如下示例所示,抓取#device 0的日志:

$ axcl-smi log -d 0
[2025-05-19 18:54:58.252][687704][C][log][dump][73]: log dump finished: ./dev3_log_20250519185454.tar.gz

sysdump

设备系统崩溃(panic)时,HOST 驱动支持dump设备侧DDR用于调试分析。在HOST /proc/ax_proc/pcie/sysdump提供如下节点控制和配置sysdump,分别是

# 节点 默认值 说明
1 /proc/ax_proc/pcie/sysdump/debug 0 1:使能sysdump 0: 不使能
echo 1 > /proc/ax_proc/pcie/sysdump/debug
2 /proc/ax_proc/pcie/sysdump/path /opt 指定存放dump文件路径
echo -n /mnt > /proc/ax_proc/pcie/sysdump/path
-n : 去除echo自动带的 /n
保证路径目录有足够大的空间存储 dump 文件,否则部分数据丢失)
3 /proc/ax_proc/pcie/sysdump/size 1073741824 指定dump的DDR大小,默认1GB。size为10进制,不推荐修改

操作步骤

  1. 保持设备状态不掉电,强杀(如:killall -9)主控应用进程。

  2. sudo su 切换到root用户。

  3. 手动卸载主控 axcl_host 驱动: modprobe -r axcl_hostrmmod axcl_host

  4. 使能sysdump,配置dump路径:

$ echo 1 > /proc/ax_proc/pcie/sysdump/debug
$ echo -n /mnt > /proc/ax_proc/pcie/sysdump/path
  1. 重新加载主控 axcl_host 驱动: modprobe axcl_hostinsmod axcl_host.ko 驱动加载过程中,自动开始dump panic的设备,并重新加载设备固件。

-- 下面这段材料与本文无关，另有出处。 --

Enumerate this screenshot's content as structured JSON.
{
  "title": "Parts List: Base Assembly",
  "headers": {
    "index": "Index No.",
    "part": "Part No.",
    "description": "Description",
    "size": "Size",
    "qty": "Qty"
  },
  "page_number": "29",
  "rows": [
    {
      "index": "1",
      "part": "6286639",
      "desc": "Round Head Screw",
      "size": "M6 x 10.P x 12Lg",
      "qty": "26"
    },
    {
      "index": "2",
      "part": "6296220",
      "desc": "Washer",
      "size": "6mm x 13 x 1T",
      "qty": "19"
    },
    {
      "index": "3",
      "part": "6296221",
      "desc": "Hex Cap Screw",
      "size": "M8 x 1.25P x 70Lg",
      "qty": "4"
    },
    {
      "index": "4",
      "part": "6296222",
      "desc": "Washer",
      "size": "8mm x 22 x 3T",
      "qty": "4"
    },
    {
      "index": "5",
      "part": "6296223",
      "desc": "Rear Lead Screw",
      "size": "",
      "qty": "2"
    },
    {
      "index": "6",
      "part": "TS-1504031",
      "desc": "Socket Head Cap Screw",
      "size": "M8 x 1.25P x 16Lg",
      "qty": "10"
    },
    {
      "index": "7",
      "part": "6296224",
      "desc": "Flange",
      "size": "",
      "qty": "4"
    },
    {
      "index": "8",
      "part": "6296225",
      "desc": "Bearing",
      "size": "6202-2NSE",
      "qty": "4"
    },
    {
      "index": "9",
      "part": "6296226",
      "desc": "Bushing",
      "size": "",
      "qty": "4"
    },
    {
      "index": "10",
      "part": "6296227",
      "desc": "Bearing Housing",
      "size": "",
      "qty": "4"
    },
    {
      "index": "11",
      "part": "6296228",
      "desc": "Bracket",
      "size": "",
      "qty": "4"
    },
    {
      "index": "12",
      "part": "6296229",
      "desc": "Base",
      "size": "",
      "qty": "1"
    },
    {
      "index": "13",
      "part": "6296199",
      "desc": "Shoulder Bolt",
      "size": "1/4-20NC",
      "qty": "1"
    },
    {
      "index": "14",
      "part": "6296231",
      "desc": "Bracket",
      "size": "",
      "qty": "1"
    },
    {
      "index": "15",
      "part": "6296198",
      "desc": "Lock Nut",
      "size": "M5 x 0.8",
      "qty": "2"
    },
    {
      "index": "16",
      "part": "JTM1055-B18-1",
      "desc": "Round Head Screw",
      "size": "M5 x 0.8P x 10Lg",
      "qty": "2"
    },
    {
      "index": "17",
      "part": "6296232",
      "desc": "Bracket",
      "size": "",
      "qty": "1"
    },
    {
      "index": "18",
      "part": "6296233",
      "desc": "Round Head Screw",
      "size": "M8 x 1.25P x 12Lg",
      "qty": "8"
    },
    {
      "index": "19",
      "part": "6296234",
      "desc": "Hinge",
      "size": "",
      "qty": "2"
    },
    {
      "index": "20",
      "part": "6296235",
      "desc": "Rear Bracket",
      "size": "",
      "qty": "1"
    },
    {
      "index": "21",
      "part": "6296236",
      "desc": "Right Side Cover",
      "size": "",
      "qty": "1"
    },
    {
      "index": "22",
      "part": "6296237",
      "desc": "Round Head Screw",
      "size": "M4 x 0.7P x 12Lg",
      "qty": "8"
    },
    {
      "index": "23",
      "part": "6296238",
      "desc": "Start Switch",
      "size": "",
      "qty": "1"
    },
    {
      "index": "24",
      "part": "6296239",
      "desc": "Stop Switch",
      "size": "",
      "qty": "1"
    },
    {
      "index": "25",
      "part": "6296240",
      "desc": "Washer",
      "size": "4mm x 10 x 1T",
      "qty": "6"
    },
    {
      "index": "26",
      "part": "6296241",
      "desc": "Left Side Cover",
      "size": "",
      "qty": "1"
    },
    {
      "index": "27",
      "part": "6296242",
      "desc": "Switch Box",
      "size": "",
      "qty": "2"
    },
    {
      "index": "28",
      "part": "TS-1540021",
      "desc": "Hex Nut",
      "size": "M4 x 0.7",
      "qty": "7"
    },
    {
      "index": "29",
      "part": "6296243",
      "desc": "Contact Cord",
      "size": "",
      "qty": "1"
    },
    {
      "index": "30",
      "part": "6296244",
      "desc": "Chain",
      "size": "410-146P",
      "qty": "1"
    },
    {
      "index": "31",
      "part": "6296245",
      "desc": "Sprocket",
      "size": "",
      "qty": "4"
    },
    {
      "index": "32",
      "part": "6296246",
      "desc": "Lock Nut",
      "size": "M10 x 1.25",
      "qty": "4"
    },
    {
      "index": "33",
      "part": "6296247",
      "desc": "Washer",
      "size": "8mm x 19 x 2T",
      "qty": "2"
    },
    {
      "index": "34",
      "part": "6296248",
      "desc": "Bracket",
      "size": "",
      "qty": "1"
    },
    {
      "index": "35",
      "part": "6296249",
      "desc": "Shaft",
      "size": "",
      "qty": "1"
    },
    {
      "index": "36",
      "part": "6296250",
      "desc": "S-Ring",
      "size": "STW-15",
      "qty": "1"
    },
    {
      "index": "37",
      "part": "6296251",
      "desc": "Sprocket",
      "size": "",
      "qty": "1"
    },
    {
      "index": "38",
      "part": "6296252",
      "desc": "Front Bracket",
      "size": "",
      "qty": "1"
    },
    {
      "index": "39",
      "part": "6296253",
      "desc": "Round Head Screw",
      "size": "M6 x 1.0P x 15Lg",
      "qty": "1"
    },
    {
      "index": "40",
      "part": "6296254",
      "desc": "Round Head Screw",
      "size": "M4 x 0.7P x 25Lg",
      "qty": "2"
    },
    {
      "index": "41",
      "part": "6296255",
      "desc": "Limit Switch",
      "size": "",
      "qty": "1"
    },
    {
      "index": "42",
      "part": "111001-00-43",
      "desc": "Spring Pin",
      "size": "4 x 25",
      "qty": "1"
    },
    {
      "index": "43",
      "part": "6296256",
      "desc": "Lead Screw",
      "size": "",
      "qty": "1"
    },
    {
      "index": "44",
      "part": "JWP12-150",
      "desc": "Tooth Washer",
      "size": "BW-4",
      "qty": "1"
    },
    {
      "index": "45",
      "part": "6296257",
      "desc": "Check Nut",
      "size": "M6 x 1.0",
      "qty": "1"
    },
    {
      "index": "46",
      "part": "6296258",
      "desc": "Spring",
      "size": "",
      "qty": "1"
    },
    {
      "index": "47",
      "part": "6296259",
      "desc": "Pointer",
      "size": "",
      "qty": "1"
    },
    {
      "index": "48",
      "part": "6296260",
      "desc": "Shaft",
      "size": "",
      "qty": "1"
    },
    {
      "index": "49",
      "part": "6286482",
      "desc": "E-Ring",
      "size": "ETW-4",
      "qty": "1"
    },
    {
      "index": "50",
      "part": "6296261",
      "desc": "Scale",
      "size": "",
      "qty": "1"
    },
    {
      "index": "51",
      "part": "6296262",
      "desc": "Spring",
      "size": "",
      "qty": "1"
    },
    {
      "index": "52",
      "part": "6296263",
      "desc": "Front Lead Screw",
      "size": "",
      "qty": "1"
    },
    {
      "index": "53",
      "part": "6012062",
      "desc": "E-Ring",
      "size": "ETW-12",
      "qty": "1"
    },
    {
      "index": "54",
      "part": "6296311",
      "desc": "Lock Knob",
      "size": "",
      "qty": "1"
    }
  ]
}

  2. 将sysdump文件和该固件版本对应的vmlinux文件提供给技术支持工

重要

  • 以上操作卸载驱动,会复位所有设备,并且驱动会拉启所有设备,并dump 有异常的设备。

  • 如果在业务执行过程中,某个设备异常重启了,如只需dump 异常设备数据,需要在应用代码中(axclrtRebootDevice) 启动指定异常设备,这个过程只会单独dump这张异常设备数据,不会影响其它正常设备的运行。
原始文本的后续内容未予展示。